Melanie Yazzie is an internationally renowned printmaker, painter, and sculptor, whose work draws upon her rich Diné (Navajo) cultural heritage. Her work follows the Diné dictum “walk in beauty” literally to create beauty and harmony. As an artist, she works as an agent of change by encouraging others to learn about social, cultural, and political phenomena shaping the contemporary lives of Native peoples in the United States and beyond. Her work incorporates personal experiences, as well as the events and symbols from Diné culture. Her early work brought Native issues to the forefront with depictions of the harsh realities of Native peoples (i.e., racism, identity conflict, poverty, abuse, etc.), but more recently she is making work focusing on quiet and balance. Her work is shaped by personal experiences and tries to tell many stories about things both real and imagined. The history of Native America and Native peoples includes forced assimilation and cultural genocide, due in great part to government boarding schools. Native youth and communities today are burdened with the consequences of this history and by an educational system that prioritizes knowledge foreign to Native communities’ indigenous knowledge.
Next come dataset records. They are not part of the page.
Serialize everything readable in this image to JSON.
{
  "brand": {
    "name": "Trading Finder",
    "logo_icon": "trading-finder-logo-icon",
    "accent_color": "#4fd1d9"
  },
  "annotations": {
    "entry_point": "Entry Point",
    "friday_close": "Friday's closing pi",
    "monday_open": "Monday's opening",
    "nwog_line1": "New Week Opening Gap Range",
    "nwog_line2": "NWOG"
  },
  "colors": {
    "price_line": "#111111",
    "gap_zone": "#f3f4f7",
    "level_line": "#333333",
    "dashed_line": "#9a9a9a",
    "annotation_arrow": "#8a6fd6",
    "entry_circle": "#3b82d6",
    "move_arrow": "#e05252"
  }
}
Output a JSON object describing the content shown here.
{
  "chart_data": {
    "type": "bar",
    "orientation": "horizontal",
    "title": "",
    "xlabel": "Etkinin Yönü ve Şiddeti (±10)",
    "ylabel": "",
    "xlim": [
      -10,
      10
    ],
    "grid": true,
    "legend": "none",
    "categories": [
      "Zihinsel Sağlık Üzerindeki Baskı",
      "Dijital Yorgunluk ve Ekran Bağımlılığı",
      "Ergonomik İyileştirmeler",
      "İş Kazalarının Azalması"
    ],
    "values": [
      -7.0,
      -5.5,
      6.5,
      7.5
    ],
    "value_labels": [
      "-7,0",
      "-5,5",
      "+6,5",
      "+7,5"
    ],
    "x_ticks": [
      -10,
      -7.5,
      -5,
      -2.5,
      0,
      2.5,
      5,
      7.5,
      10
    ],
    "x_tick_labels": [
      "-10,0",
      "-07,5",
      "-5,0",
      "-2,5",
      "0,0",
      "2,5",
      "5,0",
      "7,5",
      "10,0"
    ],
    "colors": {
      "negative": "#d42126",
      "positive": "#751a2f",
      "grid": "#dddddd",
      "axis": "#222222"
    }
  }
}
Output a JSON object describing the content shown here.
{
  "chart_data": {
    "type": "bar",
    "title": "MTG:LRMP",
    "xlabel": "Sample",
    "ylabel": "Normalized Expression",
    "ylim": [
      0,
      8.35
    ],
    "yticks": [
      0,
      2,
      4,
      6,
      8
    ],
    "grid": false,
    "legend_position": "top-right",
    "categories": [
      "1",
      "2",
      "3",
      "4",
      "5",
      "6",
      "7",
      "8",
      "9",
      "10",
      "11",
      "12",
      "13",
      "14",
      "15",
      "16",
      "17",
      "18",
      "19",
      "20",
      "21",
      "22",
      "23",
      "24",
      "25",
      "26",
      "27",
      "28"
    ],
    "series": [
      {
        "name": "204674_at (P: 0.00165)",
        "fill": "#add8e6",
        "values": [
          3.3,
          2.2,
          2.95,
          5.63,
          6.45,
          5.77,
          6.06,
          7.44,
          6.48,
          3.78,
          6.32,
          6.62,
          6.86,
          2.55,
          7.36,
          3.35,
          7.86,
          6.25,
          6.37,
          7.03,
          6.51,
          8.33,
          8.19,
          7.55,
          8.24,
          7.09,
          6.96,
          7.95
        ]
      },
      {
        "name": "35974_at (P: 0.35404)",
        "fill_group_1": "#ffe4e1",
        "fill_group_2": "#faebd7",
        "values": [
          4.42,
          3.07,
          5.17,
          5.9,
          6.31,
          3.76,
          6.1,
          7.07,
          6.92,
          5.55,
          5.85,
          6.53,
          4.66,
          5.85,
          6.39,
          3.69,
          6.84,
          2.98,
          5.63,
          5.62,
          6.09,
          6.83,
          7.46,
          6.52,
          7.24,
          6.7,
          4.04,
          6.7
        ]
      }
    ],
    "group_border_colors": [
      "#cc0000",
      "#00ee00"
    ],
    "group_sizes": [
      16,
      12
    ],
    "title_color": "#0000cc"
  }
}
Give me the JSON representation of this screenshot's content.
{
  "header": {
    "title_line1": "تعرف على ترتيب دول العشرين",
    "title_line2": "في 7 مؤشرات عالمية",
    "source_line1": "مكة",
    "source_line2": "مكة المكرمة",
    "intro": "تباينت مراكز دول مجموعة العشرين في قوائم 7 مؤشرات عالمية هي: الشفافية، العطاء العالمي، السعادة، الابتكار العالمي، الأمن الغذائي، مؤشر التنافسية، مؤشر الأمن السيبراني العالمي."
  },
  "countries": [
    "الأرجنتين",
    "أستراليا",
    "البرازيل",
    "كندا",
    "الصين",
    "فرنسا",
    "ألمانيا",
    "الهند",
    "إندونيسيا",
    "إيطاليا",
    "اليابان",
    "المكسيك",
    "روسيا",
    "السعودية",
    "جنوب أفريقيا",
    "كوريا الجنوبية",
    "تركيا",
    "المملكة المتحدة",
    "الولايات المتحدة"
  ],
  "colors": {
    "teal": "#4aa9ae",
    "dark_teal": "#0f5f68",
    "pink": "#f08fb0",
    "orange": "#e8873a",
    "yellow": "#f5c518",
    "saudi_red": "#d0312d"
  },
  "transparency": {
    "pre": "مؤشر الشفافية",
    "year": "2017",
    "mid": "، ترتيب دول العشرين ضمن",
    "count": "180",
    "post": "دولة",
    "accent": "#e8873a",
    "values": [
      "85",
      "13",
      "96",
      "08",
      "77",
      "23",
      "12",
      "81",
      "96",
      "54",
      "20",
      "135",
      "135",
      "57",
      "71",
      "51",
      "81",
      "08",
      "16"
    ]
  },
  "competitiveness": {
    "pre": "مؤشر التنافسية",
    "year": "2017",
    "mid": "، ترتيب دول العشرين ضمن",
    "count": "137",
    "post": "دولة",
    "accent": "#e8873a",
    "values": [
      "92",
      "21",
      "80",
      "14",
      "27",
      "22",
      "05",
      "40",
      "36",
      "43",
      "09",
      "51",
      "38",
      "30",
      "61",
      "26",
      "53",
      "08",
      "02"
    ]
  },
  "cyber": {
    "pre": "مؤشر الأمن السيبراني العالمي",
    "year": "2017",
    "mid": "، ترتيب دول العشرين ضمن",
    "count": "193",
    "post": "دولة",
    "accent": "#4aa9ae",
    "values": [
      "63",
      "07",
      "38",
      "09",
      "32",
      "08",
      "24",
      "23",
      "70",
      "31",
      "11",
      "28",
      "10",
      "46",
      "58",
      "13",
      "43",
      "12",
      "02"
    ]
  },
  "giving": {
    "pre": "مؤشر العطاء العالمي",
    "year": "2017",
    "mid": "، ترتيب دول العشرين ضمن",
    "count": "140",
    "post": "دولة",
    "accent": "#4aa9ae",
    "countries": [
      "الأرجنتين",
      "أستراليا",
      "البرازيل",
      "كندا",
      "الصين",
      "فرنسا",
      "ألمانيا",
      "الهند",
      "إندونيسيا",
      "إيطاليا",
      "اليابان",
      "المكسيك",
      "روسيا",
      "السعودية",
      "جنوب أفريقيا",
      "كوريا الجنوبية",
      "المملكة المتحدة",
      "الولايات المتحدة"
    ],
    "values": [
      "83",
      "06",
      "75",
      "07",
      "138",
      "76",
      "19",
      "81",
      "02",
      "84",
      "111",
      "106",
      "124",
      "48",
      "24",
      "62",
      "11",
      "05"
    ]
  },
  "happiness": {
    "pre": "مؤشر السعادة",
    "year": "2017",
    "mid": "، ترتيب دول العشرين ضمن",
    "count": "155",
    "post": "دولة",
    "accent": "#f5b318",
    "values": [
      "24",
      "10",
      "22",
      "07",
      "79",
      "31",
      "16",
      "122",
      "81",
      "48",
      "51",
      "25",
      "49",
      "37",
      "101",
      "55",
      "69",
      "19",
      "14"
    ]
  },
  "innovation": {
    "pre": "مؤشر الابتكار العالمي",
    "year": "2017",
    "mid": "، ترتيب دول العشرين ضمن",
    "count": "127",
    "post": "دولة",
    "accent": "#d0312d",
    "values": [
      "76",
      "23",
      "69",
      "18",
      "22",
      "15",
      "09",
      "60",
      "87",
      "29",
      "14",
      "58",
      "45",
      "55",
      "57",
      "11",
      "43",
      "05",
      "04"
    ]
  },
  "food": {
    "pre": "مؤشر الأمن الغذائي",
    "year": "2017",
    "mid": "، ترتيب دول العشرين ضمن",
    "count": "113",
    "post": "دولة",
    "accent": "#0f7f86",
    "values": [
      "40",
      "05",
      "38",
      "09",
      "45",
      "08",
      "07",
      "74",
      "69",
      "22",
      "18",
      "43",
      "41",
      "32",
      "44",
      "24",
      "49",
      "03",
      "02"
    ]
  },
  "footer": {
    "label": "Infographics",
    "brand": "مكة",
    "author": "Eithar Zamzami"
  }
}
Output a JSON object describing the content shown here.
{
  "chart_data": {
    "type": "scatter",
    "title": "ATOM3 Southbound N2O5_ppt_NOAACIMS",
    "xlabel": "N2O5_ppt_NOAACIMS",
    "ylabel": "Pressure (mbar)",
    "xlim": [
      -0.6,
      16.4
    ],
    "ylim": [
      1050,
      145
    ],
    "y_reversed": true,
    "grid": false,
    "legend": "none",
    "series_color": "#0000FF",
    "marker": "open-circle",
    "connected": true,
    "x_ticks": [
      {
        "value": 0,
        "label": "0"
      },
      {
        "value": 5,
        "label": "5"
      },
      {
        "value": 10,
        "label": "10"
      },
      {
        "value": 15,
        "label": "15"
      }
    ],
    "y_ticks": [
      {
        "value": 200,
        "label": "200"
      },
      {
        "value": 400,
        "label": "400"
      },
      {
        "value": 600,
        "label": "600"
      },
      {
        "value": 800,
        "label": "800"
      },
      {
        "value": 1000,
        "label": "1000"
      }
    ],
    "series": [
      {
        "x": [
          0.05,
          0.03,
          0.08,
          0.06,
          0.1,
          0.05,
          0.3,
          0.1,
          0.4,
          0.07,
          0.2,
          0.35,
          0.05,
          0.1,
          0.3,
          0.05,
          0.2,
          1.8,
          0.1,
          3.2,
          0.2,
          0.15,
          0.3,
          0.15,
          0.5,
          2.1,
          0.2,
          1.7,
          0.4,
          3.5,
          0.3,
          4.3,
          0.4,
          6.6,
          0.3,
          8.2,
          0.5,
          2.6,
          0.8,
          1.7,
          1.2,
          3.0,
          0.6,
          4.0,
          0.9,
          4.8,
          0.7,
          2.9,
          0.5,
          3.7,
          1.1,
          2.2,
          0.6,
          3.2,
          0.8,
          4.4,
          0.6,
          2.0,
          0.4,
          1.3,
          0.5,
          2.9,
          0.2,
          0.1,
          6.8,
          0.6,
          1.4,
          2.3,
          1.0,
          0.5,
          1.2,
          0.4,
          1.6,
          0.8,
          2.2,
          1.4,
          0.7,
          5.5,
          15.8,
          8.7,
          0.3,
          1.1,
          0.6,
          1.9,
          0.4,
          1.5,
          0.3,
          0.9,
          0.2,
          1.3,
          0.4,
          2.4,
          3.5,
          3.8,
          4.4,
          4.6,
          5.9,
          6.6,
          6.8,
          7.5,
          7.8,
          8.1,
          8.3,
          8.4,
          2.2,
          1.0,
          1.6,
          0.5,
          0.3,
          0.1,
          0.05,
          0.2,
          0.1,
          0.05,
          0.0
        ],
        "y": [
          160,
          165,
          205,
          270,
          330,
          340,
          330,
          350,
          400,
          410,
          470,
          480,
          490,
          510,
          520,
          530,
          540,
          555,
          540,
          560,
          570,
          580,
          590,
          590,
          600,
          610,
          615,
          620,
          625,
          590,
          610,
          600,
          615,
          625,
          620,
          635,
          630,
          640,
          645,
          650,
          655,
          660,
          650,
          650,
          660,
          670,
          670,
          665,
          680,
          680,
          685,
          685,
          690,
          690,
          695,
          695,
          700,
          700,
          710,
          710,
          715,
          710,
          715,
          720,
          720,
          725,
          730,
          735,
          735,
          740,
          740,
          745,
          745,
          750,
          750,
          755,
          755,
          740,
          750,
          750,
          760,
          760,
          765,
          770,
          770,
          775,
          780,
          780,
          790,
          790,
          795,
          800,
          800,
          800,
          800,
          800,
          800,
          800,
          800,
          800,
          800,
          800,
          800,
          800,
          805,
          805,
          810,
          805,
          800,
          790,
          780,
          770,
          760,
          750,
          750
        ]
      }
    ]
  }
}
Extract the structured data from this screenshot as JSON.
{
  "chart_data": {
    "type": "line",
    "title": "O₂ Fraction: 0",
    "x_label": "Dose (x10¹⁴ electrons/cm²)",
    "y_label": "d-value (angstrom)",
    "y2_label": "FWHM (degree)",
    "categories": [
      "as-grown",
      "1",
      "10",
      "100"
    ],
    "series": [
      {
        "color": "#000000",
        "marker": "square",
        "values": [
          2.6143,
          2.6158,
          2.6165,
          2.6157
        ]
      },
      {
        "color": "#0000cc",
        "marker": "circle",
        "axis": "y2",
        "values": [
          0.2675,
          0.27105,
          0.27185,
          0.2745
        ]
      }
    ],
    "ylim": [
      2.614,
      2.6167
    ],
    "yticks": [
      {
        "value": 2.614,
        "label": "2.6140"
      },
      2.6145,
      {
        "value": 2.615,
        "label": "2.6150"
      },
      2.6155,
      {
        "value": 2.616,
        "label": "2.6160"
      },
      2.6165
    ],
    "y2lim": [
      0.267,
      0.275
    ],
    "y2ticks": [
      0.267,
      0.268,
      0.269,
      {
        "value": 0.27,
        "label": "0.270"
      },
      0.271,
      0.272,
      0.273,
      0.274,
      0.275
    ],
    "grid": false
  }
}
Yazzie uses her world travels to connect with other indigenous peoples — in New Zealand, the Arctic, Russia and the Pueblos in the Southwest – the impetus for continued dialogue about cultural practices, language, song, story-telling, and survival.
Yazzie is an associate professor and head of printmaking in the Department of Art and Art History at University of Colorado, Boulder, Colorado. She considers a global impact in her work, striving to create safe, non-toxic methods of printmaking where toxic chemicals are commonly used.